Brown’s understanding of Winterreise
is well displayed in Der Wegweiser and Das Wirtshaus where
she rejects what might be the expected visual image of walking in different
directions and instead sees the lines ‘Habe ja doch nichts begangen,
/ Daß ich Menschen sollte scheu'n’ as central: the wanderer does
not pace the stage, but in Das Wirtshaus he lies facing the audience
in the most vulnerable intimate position, the lighting dramatically
emphasizing his drawn features so that in his desperation that the rooms
in the ‘inn’ are already taken we cannot help but recall his forlorn
question about shunning mankind. Keenlyside sang both songs with searing
power, achieving a daring approach to ‘matt zum Niedersinken’ and the
exact tone of grim determination required at the end.
Die Nebensonnen was staged
with elegant simplicity, dancers and lighting suggesting the three suns
and finally in a subtle projection the one whose disappearance would
make the speaker feel better ‘Im Dunkeln’. Graham Johnson perceptively
remarks ‘…this is dance music in slow motion… his (Schubert’s) music
encouraged romantic embraces from which he himself was excluded. When
his keyboard was the only thing he could lovingly touch all evening,
it is hardly surprising that he should associate dancing with being
on the outside looking in and that many of his dances are suffused with
an almost physical sense of longing’. Brown’s choreography finely evokes
not only the words themselves in a literal sense, but the longing behind
them.
In Der Leiermann, the three
dancers are pared down to one, whose shadow is cast across the stage,
his distorted beckoning fingers at once frightening and consoling. In
that tremendous moment when the wanderer, for only the second time in
the cycle, questions another being at ‘Wünderlicher Alter’ Keenlyside’s
upward inflection on ‘Alter’ and his anguished final enquiry formed
a few of those rare moments in performance when one wishes that what
is heard and seen then could last forever. The postlude refuses any
consolatory answers to the question: this interpretation of ‘Winterreise’

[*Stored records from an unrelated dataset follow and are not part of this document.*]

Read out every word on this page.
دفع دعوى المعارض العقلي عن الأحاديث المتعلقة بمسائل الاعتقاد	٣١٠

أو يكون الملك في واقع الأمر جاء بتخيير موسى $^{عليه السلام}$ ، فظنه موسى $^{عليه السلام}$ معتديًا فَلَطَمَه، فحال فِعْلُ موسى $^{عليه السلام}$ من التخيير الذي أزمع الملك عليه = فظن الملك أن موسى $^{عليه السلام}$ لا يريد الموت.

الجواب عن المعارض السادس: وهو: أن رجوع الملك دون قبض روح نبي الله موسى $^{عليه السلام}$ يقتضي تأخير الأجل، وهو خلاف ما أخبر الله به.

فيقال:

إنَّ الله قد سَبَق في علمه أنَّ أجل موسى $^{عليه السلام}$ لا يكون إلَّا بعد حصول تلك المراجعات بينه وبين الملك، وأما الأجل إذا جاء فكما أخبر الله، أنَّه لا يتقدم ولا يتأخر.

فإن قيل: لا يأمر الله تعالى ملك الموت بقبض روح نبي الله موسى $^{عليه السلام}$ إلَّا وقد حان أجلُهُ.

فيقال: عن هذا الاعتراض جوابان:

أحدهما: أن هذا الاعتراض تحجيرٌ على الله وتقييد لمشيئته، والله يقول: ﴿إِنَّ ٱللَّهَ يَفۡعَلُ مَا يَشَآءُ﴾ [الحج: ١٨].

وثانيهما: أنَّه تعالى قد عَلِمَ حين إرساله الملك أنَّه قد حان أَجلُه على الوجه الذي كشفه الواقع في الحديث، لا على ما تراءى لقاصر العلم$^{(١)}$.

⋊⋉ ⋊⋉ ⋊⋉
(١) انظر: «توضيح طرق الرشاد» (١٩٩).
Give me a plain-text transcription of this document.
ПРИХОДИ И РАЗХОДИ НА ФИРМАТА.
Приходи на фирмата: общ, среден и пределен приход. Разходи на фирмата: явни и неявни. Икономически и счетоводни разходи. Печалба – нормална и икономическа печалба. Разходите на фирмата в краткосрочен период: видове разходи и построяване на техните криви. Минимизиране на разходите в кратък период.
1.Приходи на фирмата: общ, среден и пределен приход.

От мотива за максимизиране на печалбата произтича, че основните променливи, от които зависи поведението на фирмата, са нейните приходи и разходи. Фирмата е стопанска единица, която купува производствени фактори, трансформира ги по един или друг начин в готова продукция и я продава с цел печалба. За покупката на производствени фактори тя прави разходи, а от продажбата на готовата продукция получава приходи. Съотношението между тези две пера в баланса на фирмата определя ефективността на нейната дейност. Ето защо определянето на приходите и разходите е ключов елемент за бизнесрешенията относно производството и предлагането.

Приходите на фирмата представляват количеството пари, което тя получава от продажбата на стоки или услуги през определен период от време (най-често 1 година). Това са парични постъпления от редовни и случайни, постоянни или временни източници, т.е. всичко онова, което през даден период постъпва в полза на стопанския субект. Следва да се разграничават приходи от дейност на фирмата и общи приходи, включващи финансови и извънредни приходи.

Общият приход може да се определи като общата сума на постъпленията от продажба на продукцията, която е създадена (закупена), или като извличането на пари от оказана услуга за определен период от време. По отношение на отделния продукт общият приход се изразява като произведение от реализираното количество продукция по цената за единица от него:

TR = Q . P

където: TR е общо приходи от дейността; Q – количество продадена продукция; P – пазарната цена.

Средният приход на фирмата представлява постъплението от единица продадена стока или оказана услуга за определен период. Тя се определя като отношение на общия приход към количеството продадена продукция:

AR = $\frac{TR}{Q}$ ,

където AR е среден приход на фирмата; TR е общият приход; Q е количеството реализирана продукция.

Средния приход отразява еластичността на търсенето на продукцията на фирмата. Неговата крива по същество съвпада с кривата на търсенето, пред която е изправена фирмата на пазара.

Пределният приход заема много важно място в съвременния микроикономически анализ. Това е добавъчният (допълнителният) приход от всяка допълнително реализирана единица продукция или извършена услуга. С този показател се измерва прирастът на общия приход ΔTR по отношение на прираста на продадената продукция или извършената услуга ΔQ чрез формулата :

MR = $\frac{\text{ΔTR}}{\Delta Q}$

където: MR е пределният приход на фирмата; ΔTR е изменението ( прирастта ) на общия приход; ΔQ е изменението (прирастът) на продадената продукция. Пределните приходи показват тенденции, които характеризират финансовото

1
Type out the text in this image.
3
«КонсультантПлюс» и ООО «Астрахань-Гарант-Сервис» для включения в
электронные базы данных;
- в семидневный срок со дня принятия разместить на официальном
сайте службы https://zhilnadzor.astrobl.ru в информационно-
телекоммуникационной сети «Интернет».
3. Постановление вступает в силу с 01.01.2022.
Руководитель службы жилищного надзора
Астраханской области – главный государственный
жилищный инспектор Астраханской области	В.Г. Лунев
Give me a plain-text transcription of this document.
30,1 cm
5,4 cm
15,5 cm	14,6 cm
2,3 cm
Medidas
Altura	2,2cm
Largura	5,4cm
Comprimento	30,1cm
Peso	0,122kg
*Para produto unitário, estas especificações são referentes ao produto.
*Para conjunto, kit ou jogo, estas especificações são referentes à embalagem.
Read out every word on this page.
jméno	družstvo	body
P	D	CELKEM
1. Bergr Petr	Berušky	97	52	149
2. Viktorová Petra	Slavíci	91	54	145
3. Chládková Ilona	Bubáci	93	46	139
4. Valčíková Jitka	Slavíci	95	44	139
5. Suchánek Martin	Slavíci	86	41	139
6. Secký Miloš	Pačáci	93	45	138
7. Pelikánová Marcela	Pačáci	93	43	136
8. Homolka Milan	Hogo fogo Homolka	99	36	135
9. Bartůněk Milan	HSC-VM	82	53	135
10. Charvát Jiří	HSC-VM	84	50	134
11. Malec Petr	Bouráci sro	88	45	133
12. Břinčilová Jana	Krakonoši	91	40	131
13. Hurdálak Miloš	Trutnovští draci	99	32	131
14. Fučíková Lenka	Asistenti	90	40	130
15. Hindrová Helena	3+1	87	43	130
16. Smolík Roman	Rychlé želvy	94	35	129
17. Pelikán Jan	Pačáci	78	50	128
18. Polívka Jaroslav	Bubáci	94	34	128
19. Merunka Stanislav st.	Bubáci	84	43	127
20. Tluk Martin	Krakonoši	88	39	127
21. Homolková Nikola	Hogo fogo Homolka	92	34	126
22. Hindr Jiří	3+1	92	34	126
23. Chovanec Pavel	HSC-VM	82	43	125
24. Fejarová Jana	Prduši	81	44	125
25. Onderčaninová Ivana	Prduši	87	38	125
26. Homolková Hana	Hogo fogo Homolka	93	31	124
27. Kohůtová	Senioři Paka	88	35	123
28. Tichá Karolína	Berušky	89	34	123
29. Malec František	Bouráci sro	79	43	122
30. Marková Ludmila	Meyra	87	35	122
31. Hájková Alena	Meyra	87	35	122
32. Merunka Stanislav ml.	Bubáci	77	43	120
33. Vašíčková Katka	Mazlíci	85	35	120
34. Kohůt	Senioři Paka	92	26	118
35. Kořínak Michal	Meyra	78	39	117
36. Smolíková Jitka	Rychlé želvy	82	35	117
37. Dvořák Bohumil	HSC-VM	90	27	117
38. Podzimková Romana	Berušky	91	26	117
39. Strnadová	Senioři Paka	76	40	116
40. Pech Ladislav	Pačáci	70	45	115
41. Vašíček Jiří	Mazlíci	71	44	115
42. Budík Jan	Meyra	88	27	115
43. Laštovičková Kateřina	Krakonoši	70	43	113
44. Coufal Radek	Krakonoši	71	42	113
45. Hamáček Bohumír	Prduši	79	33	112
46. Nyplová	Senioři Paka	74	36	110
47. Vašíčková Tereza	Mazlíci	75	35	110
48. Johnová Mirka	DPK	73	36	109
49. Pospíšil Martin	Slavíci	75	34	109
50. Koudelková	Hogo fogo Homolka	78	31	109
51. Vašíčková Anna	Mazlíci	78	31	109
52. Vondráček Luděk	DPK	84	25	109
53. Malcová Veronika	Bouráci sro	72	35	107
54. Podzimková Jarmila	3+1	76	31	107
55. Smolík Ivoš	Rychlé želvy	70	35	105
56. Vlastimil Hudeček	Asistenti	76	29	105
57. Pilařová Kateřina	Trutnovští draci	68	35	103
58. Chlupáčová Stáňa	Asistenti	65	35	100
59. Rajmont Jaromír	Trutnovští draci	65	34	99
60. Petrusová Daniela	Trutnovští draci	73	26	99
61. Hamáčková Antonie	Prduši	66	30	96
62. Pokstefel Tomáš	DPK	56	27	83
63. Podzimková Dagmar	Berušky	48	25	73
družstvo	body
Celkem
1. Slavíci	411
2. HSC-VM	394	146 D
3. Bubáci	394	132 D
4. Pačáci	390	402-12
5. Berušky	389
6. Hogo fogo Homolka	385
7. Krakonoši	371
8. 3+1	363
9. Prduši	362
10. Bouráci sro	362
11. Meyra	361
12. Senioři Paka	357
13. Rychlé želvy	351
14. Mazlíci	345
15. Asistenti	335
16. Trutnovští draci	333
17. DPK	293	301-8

is equally reticent, but in its respect for the music and poetry, born
out of what the choreographer has called her desire to ‘understand the
languages of both music and drama in the deepest way I can’, Trisha
Brown, Simon Keenlyside, Pedja Muzijevic and the dancers Brandi L. Norton,
Seth Parker and Lionel Popkin, have created a work which reminds us
once again of the true nature of a masterpiece: just as the hurdy-gurdy
man circles slowly as the voice mesmerizingly evokes his part in the
drama, so the world continues to turn, oblivious to, or heedless of,
our part in it, and the great work stands at the still centre as perhaps
our only recognizable evidence, apart from the love of children, that
we have even influenced it.
This was unquestionably one of
the greatest Winterreisen I have seen, both in terms of the singing
and playing, and of the overall nature of the experience itself. I’m
sure there are plenty of people who were either outraged or bored by
it, but they were clearly not much in evidence on Thursday night, when
the performance was given an ovation the like of which I have not heard
for many years – and what a joy it is just to contemplate these little
words: ‘nearly two thousand people packed the Barbican to hear Winterreise’.
They will be privileged indeed if they ever hear a finer performance.